Ultimately, we'd like to get an idea of how useful alignment would be in practice if our sequences were much longer, and specifically if sequence length might ultimately make sequence alignment too slow. Plotting these runtimes can help us to figure this out.

In [53]:
import seaborn as sns
ax = sns.regplot(x="Sequence length", y="Runtime (s)", data=runtimes, fit_reg=False)

This looks to be a quadratic relationship: the increase in runtime is proportional to the square of sequence length. If you think back to the computation of $F$ and $T$, this makes sense. If our sequences are each five bases long, our matrices will have five rows and five columns, so $5 \times 5 = 25$ cells that need to be filled in by performing some numeric computations. If we double our sequences lengths to ten, our matrices will have ten rows and ten columns, so $10 \times 10 = 100$ cells that need to be filled in. Because each of the numeric computations take roughly the same amount of time (you can take that on faith, or prove it to yourself using timeit), when we double our sequence length we have four times as many cells to compute.

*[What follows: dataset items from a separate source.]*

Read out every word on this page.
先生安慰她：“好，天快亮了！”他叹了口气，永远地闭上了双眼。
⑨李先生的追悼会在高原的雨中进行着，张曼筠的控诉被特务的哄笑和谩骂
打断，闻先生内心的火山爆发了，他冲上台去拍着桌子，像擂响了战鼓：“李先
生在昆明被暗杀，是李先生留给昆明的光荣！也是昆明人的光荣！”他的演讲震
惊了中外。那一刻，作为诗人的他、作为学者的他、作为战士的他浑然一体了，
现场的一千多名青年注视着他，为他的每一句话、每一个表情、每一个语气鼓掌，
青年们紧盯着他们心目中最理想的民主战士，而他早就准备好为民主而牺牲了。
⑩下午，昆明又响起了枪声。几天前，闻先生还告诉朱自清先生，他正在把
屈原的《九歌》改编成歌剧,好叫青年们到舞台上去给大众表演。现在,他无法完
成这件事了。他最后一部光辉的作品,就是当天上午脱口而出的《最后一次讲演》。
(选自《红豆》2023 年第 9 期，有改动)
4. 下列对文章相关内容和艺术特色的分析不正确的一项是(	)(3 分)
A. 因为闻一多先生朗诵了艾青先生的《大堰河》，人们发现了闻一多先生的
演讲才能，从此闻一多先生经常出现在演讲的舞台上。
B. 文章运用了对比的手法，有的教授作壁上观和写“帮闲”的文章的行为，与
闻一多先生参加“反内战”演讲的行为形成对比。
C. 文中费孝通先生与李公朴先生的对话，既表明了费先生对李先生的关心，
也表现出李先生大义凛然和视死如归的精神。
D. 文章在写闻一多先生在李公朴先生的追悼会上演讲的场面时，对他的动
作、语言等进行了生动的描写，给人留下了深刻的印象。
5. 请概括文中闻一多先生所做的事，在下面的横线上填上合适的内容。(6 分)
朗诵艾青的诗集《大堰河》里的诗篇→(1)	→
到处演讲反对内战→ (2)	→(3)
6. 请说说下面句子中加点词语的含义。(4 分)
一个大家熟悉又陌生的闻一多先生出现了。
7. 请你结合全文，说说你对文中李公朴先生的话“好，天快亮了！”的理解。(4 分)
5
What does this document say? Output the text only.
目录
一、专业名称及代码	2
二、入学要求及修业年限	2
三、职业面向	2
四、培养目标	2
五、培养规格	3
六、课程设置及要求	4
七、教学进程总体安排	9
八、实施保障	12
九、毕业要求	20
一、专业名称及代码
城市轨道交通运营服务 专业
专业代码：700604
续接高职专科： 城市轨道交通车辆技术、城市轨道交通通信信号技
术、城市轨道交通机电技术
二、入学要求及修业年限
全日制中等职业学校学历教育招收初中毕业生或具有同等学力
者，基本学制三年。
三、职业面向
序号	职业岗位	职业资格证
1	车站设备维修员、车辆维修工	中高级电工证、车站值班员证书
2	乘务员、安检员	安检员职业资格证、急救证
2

When runtime scales quadratically, that can be a practical limitation for an algorithm. We'd much prefer to see a linear relationship (i.e., if we double our sequence length, our runtime doubles). But this is an inherent issue with pairwise alignment, so it's one that we need to deal with.

One question you might have is whether developing a version of this algorithm which can run in parallel on multiple processors would be an effective way to make it scale to larger data sets. In the next cell, we look and how the plot would change if we could run the alignment process over four processors.

In [54]:
# if we could split this process over more processors (four, for example)
# that would effectively reduce the runtime by 1/4
parallel_runtimes = pd.DataFrame(data=np.asarray([seq_lengths, [t/4 for t in times]]).T, columns=["Sequence length", "Runtime (s)"] )

ax = sns.regplot(x="Sequence length", y="Runtime (s)", data=parallel_runtimes, fit_reg=False)

Notice that the runtimes in the plot are smaller, but shape of the curve is the same. While parallelization can reduce the runtime of an algorithm, it won't change its computational complexity (or how its runtime scales as a function of its input size). You can explore the computational complexity of different types of algorithms in the Big-O Cheat Sheet, though it's a fairly advanced introduction to the topic (and one that's usually covered in the second or third year for Computer Science majors). Conclusions on the scalability of pairwise sequence alignment with Smith-Waterman [edit]

These are pretty long sequences that we're working with here, and the runtime is still pretty reasonable (only a few seconds for DNA sequences around 100,000 bases), so that suggests this implementation of Smith-Waterman should work ok for aligning pairs of sequences, even if the sequences are fairly long. However, we're often interested in doing more than just pairwise alignment. For example, we may want to align many sequences to each other (which we'll explore in the Multiple Sequence Alignment chapter), or we may want to perform many pairwise alignments (which we'll explore in the Database Searching chapter). In the next chapter we'll begin exploring ways to address this scalability issue by approximating solutions to the problem.